President of the Regional Council of Friuli-Venezia Giulia
- In office 4 December 1974 – 30 November 1978
- Preceded by: Alfredo Berzanti
- Succeeded by: Mario Colli

Personal details
- Born: 19 November 1927 Trieste, Kingdom of Italy
- Died: 11 May 2004 (aged 76) Trieste, Italy
- Party: Italian Socialist Party

= Arnaldo Pittoni =

Arnaldo Pittoni (19 November 1927 – 11 May 2004) was an Italian politician of the Italian Socialist Party. He served as president of the Regional Council of Friuli-Venezia Giulia from 1974 to 1978.

== Life and career ==
Born in Trieste, Pittoni was active in the Trieste federation of the Italian Socialist Party and held several positions within the Regional Council of Friuli-Venezia Giulia, including that of vice president, during the early 1970s.

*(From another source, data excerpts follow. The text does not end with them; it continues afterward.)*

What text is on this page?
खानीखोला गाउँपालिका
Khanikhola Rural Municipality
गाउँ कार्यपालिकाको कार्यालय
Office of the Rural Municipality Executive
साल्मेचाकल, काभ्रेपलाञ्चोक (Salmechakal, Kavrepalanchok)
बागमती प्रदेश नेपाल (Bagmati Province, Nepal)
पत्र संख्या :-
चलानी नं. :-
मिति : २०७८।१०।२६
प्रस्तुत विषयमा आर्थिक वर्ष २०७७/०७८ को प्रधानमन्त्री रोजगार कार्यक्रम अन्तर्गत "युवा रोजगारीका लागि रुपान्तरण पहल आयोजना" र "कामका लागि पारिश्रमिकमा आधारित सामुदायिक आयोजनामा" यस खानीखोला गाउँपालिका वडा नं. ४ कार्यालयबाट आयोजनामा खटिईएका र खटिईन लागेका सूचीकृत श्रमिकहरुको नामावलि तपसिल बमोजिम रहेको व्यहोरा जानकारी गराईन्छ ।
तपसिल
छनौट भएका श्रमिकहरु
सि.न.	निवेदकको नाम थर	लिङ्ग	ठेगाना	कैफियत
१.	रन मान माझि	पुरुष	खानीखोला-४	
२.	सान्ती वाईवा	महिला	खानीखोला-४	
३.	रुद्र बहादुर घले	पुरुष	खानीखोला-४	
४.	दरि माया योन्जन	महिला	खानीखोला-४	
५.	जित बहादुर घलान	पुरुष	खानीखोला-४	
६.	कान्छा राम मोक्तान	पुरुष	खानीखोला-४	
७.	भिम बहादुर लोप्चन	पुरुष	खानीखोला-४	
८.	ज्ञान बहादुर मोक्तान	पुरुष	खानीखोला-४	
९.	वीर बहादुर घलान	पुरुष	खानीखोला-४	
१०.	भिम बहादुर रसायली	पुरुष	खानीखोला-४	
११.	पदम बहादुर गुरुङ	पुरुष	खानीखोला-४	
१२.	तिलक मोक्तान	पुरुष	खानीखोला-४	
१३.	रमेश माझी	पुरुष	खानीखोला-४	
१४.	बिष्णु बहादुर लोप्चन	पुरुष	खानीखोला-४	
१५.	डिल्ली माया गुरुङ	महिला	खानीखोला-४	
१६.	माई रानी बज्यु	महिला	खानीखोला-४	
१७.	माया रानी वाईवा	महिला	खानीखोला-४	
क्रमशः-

On 4 December 1974, he was elected president of the Regional Council, succeeding Alfredo Berzanti. He served until 16 July 1976, when he was immediately re-elected for a second consecutive term. He remained in office until 30 November 1978, when he was succeeded by Mario Colli.

Pittoni died in Trieste on 11 May 2004 at the age of 76.